Not All Invariants Are Equal

Official implementation of "Not All Invariants Are Equal: Curating Training Data to Accelerate Program Verification with SLMs" (arXiv preprint; citation to be updated upon publication).

Abstract

The synthesis of inductive loop invariants is a critical bottleneck in automated program verification. While Large Language Models (LLMs) show promise in mitigating this issue, they often fail on hard instances, generating invariants that are invalid or computationally ineffective. While fine-tuning is a natural route to mitigate this limitation, obtaining high-quality training data for invariant generation remains an open challenge. We present a rigorous data curation pipeline designed to extract high-quality training signals from raw verifier-generated invariants. First, we formalize the properties required for a high-quality training invariant. Second, we propose WONDA, a pipeline that refines noisy data via AST-based normalization, followed by LLM-driven semantic rewriting and augmentation with provable quality guarantees. We demonstrate that fine-tuning Small Language Models (SLMs) on this curated dataset result in consistent and significant performance gain. In particular, a fine-tuned 4B parameter model matches the utility of a GPT-OSS-120B baseline and approaches the state-of-the-art GPT-5.2, without incurring reasoning-time overhead. On challenging instances from the recent InvBench evaluation suite, our approach doubles the invariant correctness rate of base models; and improves their Virtual Best Performance (VBP) rates on the verification task by up to 14.2%.

Overview

This repository contains the code for WONDA (data curation pipeline) and the full training and evaluation framework for fine-tuning Small Language Models (SLMs) on loop invariant generation for C programs.
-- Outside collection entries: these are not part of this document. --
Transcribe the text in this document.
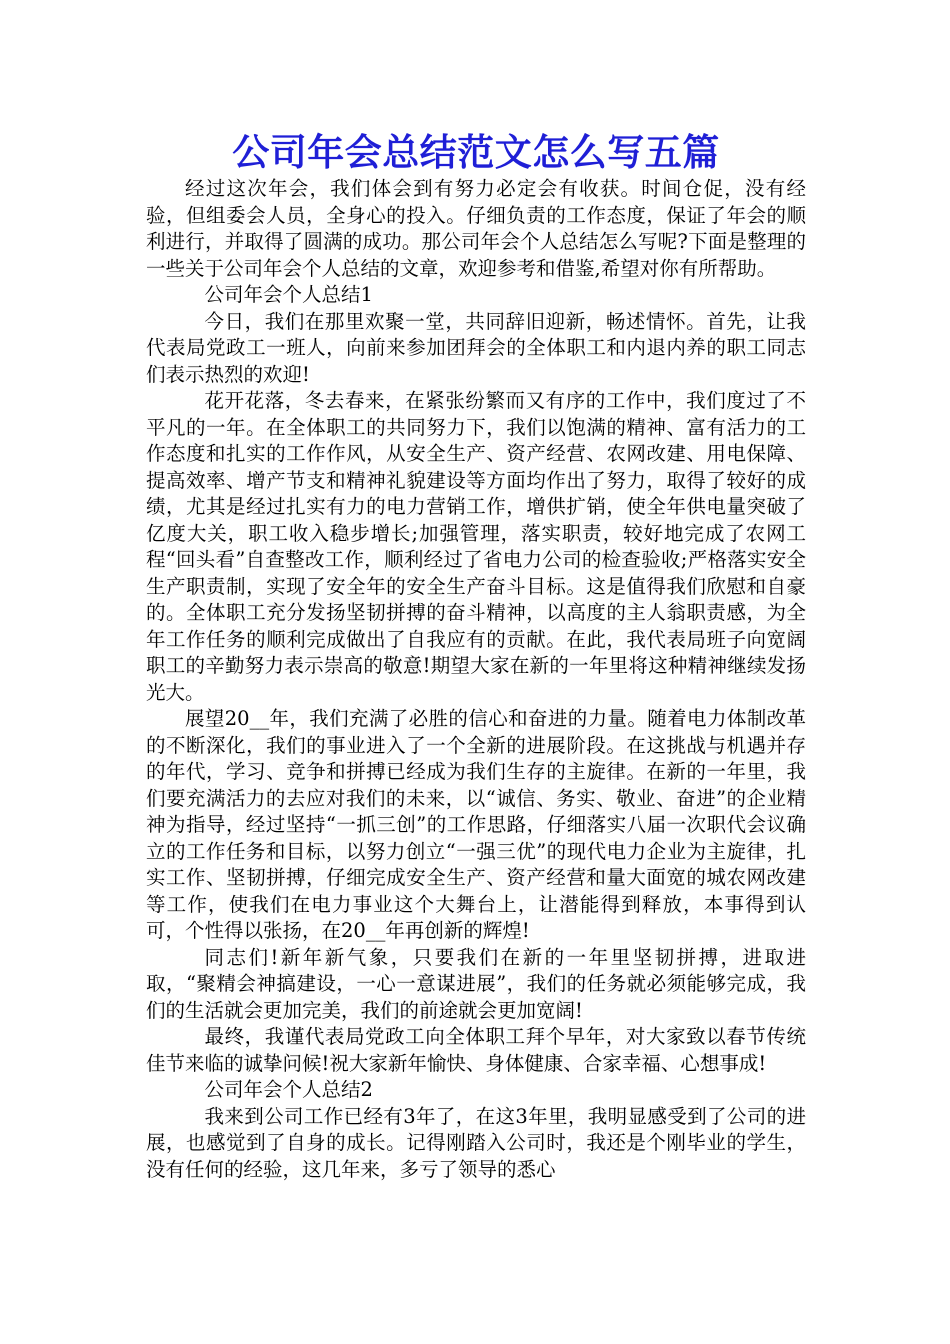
公司年会总结范文怎么写五篇

经过这次年会，我们体会到有努力必定会有收获。时间仓促，没有经验，但组委会人员，全身心的投入。仔细负责的工作态度，保证了年会的顺利进行，并取得了圆满的成功。那公司年会个人总结怎么写呢?下面是整理的一些关于公司年会个人总结的文章，欢迎参考和借鉴,希望对你有所帮助。

公司年会个人总结1

今日，我们在那里欢聚一堂，共同辞旧迎新，畅述情怀。首先，让我代表局党政工一班人，向前来参加团拜会的全体职工和内退内养的职工同志们表示热烈的欢迎!

花开花落，冬去春来，在紧张纷繁而又有序的工作中，我们度过了不平凡的一年。在全体职工的共同努力下，我们以饱满的精神、富有活力的工作态度和扎实的工作作风，从安全生产、资产经营、农网改建、用电保障、提高效率、增产节支和精神礼貌建设等方面均作出了努力，取得了较好的成绩，尤其是经过扎实有力的电力营销工作，增供扩销，使全年供电量突破了亿度大关，职工收入稳步增长;加强管理，落实职责，较好地完成了农网工程“回头看”自查整改工作，顺利经过了省电力公司的检查验收;严格落实安全生产职责制，实现了安全年的安全生产奋斗目标。这是值得我们欣慰和自豪的。全体职工充分发扬坚韧拼搏的奋斗精神，以高度的主人翁职责感，为全年工作任务的顺利完成做出了自我应有的贡献。在此，我代表局班子向宽阔职工的辛勤努力表示崇高的敬意!期望大家在新的一年里将这种精神继续发扬光大。

展望20__年，我们充满了必胜的信心和奋进的力量。随着电力体制改革的不断深化，我们的事业进入了一个全新的进展阶段。在这挑战与机遇并存的年代，学习、竞争和拼搏已经成为我们生存的主旋律。在新的一年里，我们要充满活力的去应对我们的未来，以“诚信、务实、敬业、奋进”的企业精神为指导，经过坚持“一抓三创”的工作思路，仔细落实八届一次职代会议确立的工作任务和目标，以努力创立“一强三优”的现代电力企业为主旋律，扎实工作、坚韧拼搏，仔细完成安全生产、资产经营和量大面宽的城农网改建等工作，使我们在电力事业这个大舞台上，让潜能得到释放，本事得到认可，个性得以张扬，在20__年再创新的辉煌!

同志们!新年新气象，只要我们在新的一年里坚韧拼搏，进取进取，“聚精会神搞建设，一心一意谋进展”，我们的任务就必须能够完成，我们的生活就会更加完美，我们的前途就会更加宽阔!

最终，我谨代表局党政工向全体职工拜个早年，对大家致以春节传统佳节来临的诚挚问候!祝大家新年愉快、身体健康、合家幸福、心想事成!

公司年会个人总结2

我来到公司工作已经有3年了，在这3年里，我明显感受到了公司的进展，也感觉到了自身的成长。记得刚踏入公司时，我还是个刚毕业的学生，没有任何的经验，这几年来，多亏了领导的悉心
Released models and datasets: All fine-tuned models and datasets are available in the Wonda HuggingFace collection.

Installation

Prerequisites

Python 3.13+
CUDA-compatible GPU (we used L40S or H200)
uv package manager
UAutomizer (for verification)
runlim (for time/memory limits during verification)
Weights & Biases (W&B) account (optional but recommended): we use wandb for experiment tracking when training fine-tuned models, and W&B Weave for evaluation observability; a W&B account gives you the full experience.

Setup

# Clone the repository
git clone https://github.com/idopinto/wonda.git
cd wonda

# Install dependencies
uv sync

# Install dev dependencies (optional)
uv sync --extra dev

Environment variables

Copy .env.example to .env and fill in any credentials you need:

cp .env.example .env
# Edit .env with your API keys (OpenAI, Together, OpenRouter, HuggingFace, W&B, etc.)
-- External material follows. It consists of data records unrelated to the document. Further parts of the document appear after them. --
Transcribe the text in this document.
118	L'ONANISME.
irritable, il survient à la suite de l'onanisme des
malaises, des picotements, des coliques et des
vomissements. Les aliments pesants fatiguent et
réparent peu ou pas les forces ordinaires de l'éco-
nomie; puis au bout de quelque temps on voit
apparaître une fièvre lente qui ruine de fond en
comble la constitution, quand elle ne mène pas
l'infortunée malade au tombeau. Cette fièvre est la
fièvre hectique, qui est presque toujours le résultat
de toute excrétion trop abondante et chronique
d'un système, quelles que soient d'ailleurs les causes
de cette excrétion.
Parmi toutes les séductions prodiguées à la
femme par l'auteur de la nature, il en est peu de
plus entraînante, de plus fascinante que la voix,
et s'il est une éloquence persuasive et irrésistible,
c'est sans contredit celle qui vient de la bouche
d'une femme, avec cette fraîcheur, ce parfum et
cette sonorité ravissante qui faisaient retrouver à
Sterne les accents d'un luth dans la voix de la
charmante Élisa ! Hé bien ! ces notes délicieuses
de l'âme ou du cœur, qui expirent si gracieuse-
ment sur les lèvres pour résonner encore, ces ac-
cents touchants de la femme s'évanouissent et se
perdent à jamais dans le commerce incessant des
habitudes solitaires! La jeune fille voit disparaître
Variables are optional and depend on what you run: API keys for external model backends, HF_TOKEN for private models or pushing to the Hub, WANDB_API_KEY for experiment tracking. See .env.example for the full list.

UAutomizer Setup

Download and extract UAutomizer (0.3.0-dev-d790fec) to tools/UAutomizer25/. The framework expects the following structure:

tools/
└── UAutomizer25/
    └── Ultimate.py

Other releases can be found here: https://fm-tools.sosy-lab.org/#tool-uautomizer

Runlim Setup

Build or install runlim and place the runlim binary at tools/runlim/runlim. It is used to enforce time and memory limits when running the verifier (e.g. for evaluation and dataset building).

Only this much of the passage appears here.